French diminutive meaning 'little thing,' widely known from Victor Hugo's Les Misérables.
Cosette is one of those rare names whose story is inseparable from literature. It comes from French chosette, often glossed as "little thing," a diminutive with a delicate, almost affectionate domestic quality. Victor Hugo used it as the nickname of Fantine's daughter in Les Misérables, though the girl's formal name in the novel is Euphrasie.
Because of Hugo, Cosette moved from the realm of a pet name into the world of given names, carried not by ancient lineage but by emotional force. Its literary associations are enormous. Cosette begins as a child of hardship and neglect under the Thénardiers and becomes, under Jean Valjean's protection, a figure of innocence, hope, and renewal.
Later adaptations, especially the globally successful stage musical, gave the name even wider reach. For many people, Cosette immediately evokes candlelight, Paris, revolution, and the tender emotional architecture of Hugo's story.
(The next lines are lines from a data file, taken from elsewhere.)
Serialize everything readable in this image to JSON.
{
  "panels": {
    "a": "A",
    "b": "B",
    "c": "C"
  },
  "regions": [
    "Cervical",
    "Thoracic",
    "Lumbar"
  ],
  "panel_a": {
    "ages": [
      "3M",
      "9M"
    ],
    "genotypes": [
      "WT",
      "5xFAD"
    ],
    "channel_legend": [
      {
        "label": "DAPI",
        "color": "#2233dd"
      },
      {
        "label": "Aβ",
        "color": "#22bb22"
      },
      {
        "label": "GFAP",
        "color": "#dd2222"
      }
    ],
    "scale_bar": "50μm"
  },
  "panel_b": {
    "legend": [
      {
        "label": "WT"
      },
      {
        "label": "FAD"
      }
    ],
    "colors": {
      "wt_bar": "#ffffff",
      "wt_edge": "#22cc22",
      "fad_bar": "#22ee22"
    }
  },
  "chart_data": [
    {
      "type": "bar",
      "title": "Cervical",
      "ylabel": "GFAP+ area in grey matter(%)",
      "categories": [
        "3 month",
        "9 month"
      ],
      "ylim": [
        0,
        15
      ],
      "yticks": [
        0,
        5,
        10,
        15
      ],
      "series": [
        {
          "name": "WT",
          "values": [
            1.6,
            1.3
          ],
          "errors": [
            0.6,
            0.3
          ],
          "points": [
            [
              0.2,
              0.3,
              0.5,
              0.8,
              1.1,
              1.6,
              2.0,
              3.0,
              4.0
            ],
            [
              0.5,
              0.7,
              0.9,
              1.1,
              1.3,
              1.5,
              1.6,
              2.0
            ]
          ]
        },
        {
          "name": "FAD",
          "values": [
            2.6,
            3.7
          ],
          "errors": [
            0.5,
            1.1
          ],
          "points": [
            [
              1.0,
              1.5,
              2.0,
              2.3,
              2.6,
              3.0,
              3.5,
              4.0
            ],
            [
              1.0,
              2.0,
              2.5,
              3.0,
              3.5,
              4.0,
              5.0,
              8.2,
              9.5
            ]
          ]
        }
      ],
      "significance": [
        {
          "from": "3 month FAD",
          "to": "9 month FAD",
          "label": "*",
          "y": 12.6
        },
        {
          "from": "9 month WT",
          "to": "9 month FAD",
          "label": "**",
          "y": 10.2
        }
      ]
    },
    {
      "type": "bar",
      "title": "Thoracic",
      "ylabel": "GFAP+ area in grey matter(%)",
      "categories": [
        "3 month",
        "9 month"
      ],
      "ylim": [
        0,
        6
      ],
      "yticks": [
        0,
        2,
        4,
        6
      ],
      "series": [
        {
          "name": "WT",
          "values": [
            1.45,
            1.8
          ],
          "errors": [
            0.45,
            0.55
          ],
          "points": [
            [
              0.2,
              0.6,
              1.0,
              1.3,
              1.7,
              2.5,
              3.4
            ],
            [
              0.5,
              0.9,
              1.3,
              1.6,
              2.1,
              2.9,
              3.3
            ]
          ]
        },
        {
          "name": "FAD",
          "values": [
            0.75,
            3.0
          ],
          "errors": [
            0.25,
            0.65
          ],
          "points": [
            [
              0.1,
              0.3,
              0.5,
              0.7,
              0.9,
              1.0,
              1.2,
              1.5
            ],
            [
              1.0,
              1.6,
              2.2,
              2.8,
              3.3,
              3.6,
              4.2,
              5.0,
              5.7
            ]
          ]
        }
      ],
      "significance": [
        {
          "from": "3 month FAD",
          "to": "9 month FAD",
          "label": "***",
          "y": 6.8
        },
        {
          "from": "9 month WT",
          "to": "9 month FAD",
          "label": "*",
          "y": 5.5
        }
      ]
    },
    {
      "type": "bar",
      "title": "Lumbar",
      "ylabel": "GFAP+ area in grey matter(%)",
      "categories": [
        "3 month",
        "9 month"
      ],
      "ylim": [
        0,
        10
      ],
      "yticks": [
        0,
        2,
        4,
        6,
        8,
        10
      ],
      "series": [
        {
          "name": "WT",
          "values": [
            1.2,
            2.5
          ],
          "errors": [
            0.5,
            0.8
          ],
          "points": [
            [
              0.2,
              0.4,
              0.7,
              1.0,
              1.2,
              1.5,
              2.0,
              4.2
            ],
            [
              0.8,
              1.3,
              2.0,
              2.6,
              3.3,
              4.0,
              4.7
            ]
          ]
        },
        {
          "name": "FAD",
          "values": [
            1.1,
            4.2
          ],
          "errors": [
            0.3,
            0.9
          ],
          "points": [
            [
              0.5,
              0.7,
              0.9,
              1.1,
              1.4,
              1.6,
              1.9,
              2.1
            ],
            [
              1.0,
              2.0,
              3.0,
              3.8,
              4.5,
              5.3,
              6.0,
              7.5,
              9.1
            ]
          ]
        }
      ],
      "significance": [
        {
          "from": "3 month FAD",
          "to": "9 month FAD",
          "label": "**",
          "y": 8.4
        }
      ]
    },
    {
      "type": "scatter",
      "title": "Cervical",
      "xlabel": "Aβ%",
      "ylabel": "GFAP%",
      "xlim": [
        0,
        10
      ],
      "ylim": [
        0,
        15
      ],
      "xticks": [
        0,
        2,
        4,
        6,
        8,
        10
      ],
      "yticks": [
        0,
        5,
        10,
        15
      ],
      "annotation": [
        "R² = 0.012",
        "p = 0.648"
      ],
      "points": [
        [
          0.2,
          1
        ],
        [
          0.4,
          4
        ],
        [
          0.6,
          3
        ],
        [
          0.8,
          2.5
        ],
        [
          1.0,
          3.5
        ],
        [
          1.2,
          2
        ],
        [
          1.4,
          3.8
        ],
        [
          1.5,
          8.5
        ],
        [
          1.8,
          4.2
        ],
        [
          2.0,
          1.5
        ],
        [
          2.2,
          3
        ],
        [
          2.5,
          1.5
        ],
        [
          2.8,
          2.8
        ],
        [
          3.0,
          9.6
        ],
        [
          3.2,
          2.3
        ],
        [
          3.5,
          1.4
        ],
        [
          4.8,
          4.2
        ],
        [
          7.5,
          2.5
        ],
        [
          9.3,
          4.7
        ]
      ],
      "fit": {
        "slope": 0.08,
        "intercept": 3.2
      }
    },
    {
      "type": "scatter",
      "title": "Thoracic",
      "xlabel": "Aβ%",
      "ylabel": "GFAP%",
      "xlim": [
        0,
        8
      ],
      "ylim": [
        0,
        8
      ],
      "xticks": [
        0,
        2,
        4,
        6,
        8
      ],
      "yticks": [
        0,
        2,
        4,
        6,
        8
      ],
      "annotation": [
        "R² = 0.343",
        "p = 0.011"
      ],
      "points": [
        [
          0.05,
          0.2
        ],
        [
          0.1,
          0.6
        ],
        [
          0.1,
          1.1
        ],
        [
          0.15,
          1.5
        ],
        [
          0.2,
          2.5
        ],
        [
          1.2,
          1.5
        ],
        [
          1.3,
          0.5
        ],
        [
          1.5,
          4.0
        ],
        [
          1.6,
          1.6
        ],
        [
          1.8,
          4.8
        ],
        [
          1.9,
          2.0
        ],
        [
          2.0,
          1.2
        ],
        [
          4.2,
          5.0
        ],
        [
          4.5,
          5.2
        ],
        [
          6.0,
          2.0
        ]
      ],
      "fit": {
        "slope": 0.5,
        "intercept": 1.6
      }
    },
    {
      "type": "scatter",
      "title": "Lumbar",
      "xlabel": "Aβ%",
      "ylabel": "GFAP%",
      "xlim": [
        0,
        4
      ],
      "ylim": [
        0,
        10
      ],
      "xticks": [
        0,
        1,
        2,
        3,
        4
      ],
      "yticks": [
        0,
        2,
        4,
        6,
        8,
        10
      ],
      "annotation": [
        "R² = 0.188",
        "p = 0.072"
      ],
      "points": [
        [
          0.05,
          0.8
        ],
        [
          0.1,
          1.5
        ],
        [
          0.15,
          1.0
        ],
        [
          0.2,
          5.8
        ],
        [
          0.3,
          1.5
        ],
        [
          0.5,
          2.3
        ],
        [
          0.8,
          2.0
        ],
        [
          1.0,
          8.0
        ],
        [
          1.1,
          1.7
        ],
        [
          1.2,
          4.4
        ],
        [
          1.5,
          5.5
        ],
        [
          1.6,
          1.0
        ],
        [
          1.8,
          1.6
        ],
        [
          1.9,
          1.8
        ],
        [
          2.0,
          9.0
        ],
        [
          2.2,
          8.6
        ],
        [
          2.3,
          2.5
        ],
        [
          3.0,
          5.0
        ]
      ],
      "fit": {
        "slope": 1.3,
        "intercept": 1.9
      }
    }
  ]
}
In usage, Cosette has remained uncommon, which is part of its charm.
It sounds French, refined, and unmistakably narrative, more like a heroine than a trend. Parents drawn to it are often choosing not just a sound but a mood: romantic, literary, resilient. Unlike many old French names, Cosette did not travel through dynasties or saints; it entered the modern naming world through art. That gives it a special aura, as though it was born already carrying a plot.